The latest on LURA
On 26 October 2023, the long-awaited Levelling-up and Regeneration Act (LURA) became law. The provisions introduce significant changes to planning law, with the aim of speeding up the planning system, increasing developer accountability, reducing geographical differences and ultimately to get the country building.
Like with a number of pieces of legislation passed in the last year or so, LURA provides the legislative framework for change, but the government intend to rely on rafts of secondary legislation to bring the law into effect. For this reason, large sections of LURA are still to come into force, and query, will they ever?
In this article we will discuss some of the additional planning powers granted to Local Planning Authorities (“LPAs”) that will require action by both developers and LPAs. But with LPA resources already stretched to capacity will such provisions help or hinder? Or will such powers fall by the wayside?
The following are some of the provisions that are intended to be used to encourage development to come forward and are either in force or soon to be in force:
Section 111 (inserts new s93G to the TCPA 1990) – commencement notices
This section introduces a requirement for developers to submit a commencement notice to the LPA specifying the date the development is expected to commence. If the anticipated commencement date changes or the development does not begin on the previously specified date, then another notice may be submitted to the LPA.
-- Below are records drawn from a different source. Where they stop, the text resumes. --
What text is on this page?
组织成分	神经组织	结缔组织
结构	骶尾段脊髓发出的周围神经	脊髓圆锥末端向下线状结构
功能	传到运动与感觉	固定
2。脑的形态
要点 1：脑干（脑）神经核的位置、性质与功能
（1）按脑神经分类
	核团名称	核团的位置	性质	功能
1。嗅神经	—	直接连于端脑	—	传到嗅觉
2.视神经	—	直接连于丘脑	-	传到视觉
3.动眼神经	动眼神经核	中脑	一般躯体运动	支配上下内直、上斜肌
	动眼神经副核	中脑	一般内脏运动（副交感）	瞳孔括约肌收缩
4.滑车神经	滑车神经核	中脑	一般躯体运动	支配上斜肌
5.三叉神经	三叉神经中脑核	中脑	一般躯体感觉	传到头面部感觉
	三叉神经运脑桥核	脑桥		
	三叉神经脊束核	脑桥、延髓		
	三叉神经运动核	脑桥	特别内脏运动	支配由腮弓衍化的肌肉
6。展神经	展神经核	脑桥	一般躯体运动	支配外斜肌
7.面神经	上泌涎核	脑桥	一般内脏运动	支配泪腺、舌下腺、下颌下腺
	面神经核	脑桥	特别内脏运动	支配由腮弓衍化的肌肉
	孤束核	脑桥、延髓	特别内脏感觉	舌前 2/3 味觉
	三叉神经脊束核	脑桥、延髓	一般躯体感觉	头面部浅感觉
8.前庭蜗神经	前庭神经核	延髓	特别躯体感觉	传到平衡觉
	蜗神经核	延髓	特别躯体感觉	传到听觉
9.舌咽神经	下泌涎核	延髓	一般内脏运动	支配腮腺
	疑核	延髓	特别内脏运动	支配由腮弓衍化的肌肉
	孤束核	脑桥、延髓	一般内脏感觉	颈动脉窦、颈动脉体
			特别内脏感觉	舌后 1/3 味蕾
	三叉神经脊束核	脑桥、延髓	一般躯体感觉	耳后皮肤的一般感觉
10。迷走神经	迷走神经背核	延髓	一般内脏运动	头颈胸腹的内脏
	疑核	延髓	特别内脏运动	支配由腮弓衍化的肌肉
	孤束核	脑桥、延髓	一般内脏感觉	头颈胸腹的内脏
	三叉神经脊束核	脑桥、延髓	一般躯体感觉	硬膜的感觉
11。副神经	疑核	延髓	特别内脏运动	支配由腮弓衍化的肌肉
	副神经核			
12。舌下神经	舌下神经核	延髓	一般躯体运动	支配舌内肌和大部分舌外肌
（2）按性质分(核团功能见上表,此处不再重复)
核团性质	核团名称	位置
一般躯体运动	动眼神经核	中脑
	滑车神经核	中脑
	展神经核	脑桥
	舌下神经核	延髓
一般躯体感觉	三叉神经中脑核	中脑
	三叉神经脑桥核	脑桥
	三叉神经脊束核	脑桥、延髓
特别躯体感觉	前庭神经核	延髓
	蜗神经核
The LPA may serve a notice on a person who fails to submit a commencement notice and that person shall be guilty of an offence if they fail to provide the relevant information required by the LPA within 21 days and may be liable on summary conviction to a fine (not exceeding £1,000). It is worth noting that a defence is available where a person can prove they had a reasonable excuse for failing to provide the information requested.
Such requirements will not be new to developers as such requirements usually apply under s106 agreements and in respect of Community Infrastructure Levy notifications however, LPAs will introduce new processes, which are likely to differ across different areas so developers should check with the relevant LPA to ensure such provisions are not unintentionally breached.
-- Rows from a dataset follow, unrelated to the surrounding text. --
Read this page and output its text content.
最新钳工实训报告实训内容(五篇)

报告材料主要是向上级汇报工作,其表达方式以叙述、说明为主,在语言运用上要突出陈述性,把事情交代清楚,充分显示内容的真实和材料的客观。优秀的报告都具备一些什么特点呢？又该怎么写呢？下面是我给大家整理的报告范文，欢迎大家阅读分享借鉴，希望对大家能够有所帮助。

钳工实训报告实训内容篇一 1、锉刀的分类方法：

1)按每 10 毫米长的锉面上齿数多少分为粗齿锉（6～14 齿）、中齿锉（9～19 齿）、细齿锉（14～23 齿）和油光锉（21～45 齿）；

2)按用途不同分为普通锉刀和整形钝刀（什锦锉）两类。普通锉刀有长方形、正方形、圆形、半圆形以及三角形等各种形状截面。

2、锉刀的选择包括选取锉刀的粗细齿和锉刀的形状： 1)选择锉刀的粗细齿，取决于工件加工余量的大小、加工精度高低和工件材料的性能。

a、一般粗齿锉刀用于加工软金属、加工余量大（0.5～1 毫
Section 112 (inserts new s93H to the TCPA 1990) – completion notices
Completion notices are not new but the LURA attempts to give them a new vigor by removing the need to seek the Secretary of State’s approval and waiting for the commencement deadline to expire. The LURA provides the LPA with the power to serve a completion notice warning that planning permission previously obtained by the developer will cease to have effect within a certain deadline in the event that the LPA is of the opinion that completion of the development will not occur within a period they deem to be ‘reasonable’.
LPAs must allow at least 12 months after service of the completion notice for the works to be completed. An appeal can be made to the Secretary of State against the service of a completion notice.
Section 113 (inserts new s70D to the TCPA 1990) – The power to decline to determine planning applications
This will essentially provide the LPA with discretionary powers to decline to determine applications when, in the opinion of the LPA, the applicant or someone “connected” to the applicant has a record of being “unreasonably” slow to build out developments in that area. In forming their opinion as to whether the developer has been “unreasonably slow”, the LPA will have regard to “all the circumstances” and it shall be relevant whether a commencement notice (referred to above) has been issued and adhered to. This section will naturally progress through the courts as developers and LPAs try to establish what “unreasonably slow” and “all the circumstances” actually means.
It is a summary offence for an individual who has been served with a notice to make a statement that they know to be false or misleading or do so recklessly.
Section 114 (inserts new s90B into the TCPA 1990 – development progress report conditions
The LPA have the power to impose mandatory conditions relating to annual development progress reports submitted by developers on specified residential planning permissions in England.
The aim is to provide greater clarity about the actual and projected delivery of new homes and development build out rates, which one presumes will support the powers under s70D and s93H of the TCPA 1990 (referred to above).
If a relevant planning permission is granted without the development progress report condition it shall be deemed granted subject to the condition. Given the discretionary nature of the powers of enforcing a breach of condition and the increased level of administration it will create for LPAs it may not provide the outcome envisaged by the government. Developers should however take note and make the necessary reporting processes internally to ensure they are not caught out.
We await the secondary legislation in respect of sections 140, 180 and 185, that shall set out the specific details for the enforcement of the community infrastructure levy, the acquisition of land by the local authority for the purposes of regeneration and the power to extend the time limit for implementation so watch this space!